Велью, рассмеявшись, положил руку на карту. Он указал на крапинку в Поднебесной и на пятно где-то в отдалении.
– Это мы.
И, проведя ладонью почти по всей Азии:
– Это они. Три века тому назад Чингиз-хан явился, чтобы захватить всю Европу. Она была беззащитна, но он пренебрег ею. И оказался прав. Несколько замков баронов-разбойников24 и горстка враждующих городов, разве это трофей? А вы хотите с парой отрядов выступить против величайшей в мире империи? И для этого я должен расстаться с моим добром? Ну уж нет.
Кампуш отбыл в ярости, намереваясь подать на него жалобу. Но ему не удалось сформулировать обвинение, не выставив при этом на посмешище самого себя, так что задуманное осталось неисполненным.
И вот нынешней ночью Велью предстояло сделаться членом Сената. Никто не явился к нему с пожеланиями удачи. Внушающий страх и уважение в публичной жизни, избегаемый в компаниях, он был одинок в своих четырех стенах. Его молчаливое семейство состояло из двоих вольноотпущенных малайцев и девушки, подаренной ему мандарином. Он окружил себя бронзовыми статуями, фарфором и лаковыми ширмами, которые в те времена считались у белых никчемными и уродливыми. С воспоминаниями он обращался точно отец со своим многочисленным потомством: они являлись к нему по вечерам, чтобы развеселить его или заставить мрачно уставиться перед собой. Эти, последние, нередко возвращались к нему: много лет назад влачил у него остаток дней некий престарелый апостол25, двенадцать лет проработавший в Шаньси и обративший в веру огромное количество людей, в том числе из высших кругов, и даже литераторов. В конце концов он захотел подточить и последний оплот язычества: культ предков.

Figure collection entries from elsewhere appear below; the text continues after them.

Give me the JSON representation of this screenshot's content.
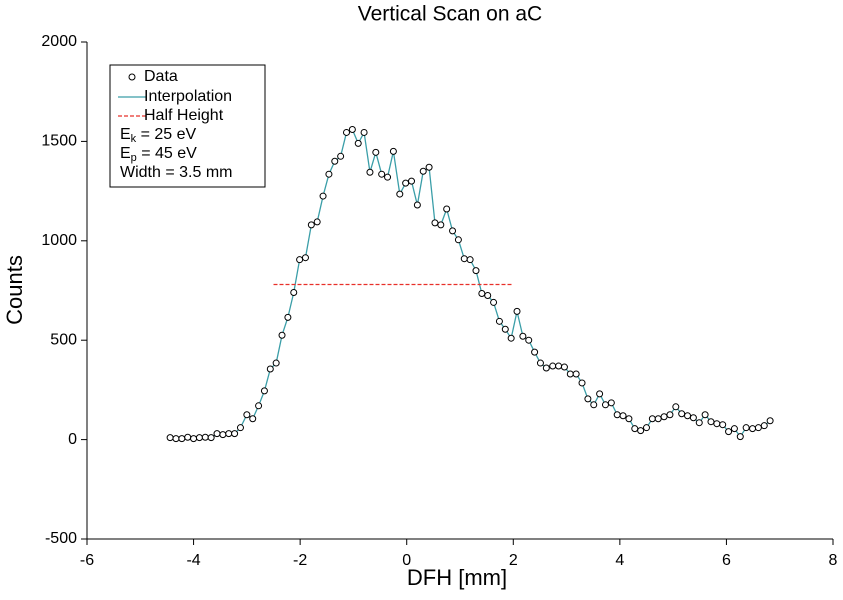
{
  "chart_data": {
    "type": "scatter",
    "title": "Vertical Scan on aC",
    "xlabel": "DFH [mm]",
    "ylabel": "Counts",
    "x": [
      -4.44,
      -4.33,
      -4.22,
      -4.11,
      -4.0,
      -3.89,
      -3.78,
      -3.67,
      -3.56,
      -3.45,
      -3.34,
      -3.23,
      -3.12,
      -3.0,
      -2.89,
      -2.78,
      -2.67,
      -2.56,
      -2.45,
      -2.34,
      -2.23,
      -2.12,
      -2.01,
      -1.9,
      -1.79,
      -1.68,
      -1.57,
      -1.46,
      -1.35,
      -1.24,
      -1.13,
      -1.02,
      -0.91,
      -0.8,
      -0.69,
      -0.58,
      -0.47,
      -0.36,
      -0.25,
      -0.13,
      -0.02,
      0.09,
      0.2,
      0.31,
      0.42,
      0.53,
      0.64,
      0.75,
      0.86,
      0.97,
      1.08,
      1.19,
      1.3,
      1.41,
      1.52,
      1.63,
      1.74,
      1.85,
      1.96,
      2.07,
      2.18,
      2.29,
      2.4,
      2.51,
      2.62,
      2.74,
      2.85,
      2.96,
      3.07,
      3.18,
      3.29,
      3.4,
      3.51,
      3.62,
      3.73,
      3.84,
      3.95,
      4.06,
      4.17,
      4.28,
      4.39,
      4.5,
      4.61,
      4.72,
      4.83,
      4.94,
      5.05,
      5.16,
      5.27,
      5.38,
      5.49,
      5.6,
      5.71,
      5.82,
      5.93,
      6.04,
      6.15,
      6.26,
      6.37,
      6.49,
      6.6,
      6.71,
      6.82
    ],
    "series": [
      {
        "name": "Data",
        "color": "#000000",
        "marker": "circle",
        "values": [
          10,
          5,
          5,
          12,
          5,
          10,
          12,
          10,
          30,
          25,
          30,
          30,
          60,
          125,
          105,
          170,
          245,
          355,
          385,
          525,
          615,
          740,
          905,
          915,
          1080,
          1095,
          1225,
          1335,
          1400,
          1425,
          1545,
          1560,
          1490,
          1545,
          1345,
          1445,
          1335,
          1320,
          1450,
          1235,
          1290,
          1300,
          1180,
          1350,
          1370,
          1090,
          1080,
          1160,
          1050,
          1005,
          910,
          905,
          850,
          735,
          725,
          690,
          595,
          555,
          510,
          645,
          520,
          500,
          440,
          385,
          360,
          370,
          370,
          365,
          330,
          330,
          285,
          205,
          175,
          230,
          175,
          185,
          125,
          120,
          105,
          55,
          45,
          60,
          105,
          105,
          115,
          125,
          165,
          130,
          120,
          110,
          85,
          125,
          90,
          80,
          75,
          40,
          55,
          15,
          60,
          55,
          60,
          70,
          95
        ]
      }
    ],
    "interpolation": {
      "name": "Interpolation",
      "color": "#3a9ea8"
    },
    "half_height": {
      "name": "Half Height",
      "color": "#e8302a",
      "x": [
        -2.5,
        2.0
      ],
      "values": [
        780,
        780
      ]
    },
    "annotations": [
      {
        "symbol": "E",
        "subscript": "k",
        "text": " = 25 eV"
      },
      {
        "symbol": "E",
        "subscript": "p",
        "text": " = 45 eV"
      },
      {
        "text": "Width = 3.5 mm"
      }
    ],
    "xlim": [
      -6,
      8
    ],
    "xticks": [
      -6,
      -4,
      -2,
      0,
      2,
      4,
      6,
      8
    ],
    "ylim": [
      -500,
      2000
    ],
    "yticks": [
      -500,
      0,
      500,
      1000,
      1500,
      2000
    ],
    "legend": "upper-left"
  }
}
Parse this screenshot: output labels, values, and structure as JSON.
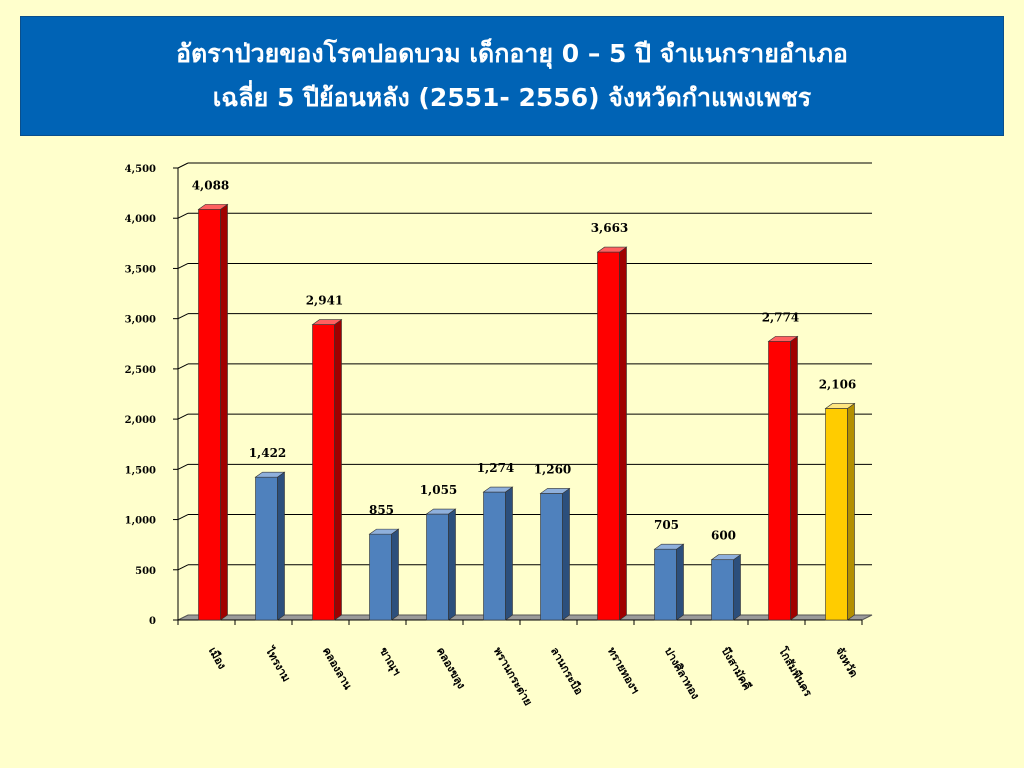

Вскоре он заметил растущее против него недовольств, даже среди близких друзей. В то же время поступило распоряжение из Пекина: никакой иной орден, кроме иезуитского, более не имеет права находиться в пределах страны. Вечером, проходя мимо храма, он был схвачен, препровожден на испанское судно и, умирающий, высажен в Макао. Доминиканцев в то время в городе еще не было, иезуиты рассматривали их усердие как пагубу миссии. У него имелось для Велью рекомендательное письмо от влиятельного лица, но оно было утеряно. Велью, хоть и смилостивился над ним, по вечерам до глубокой ночи изматывал его бесконечными беседами. И всё же иезуит умело скрывал свое истощение. Однажды они заговорили о смерти. Велью открылся ему, что желал бы заранее знать свой час. «Я должен приготовиться, уладить дела, разделить состояние и настроить мысли на лучшие охранные грамоты для другой страны, на Бхагавад Гита, на проповеди Конфуция».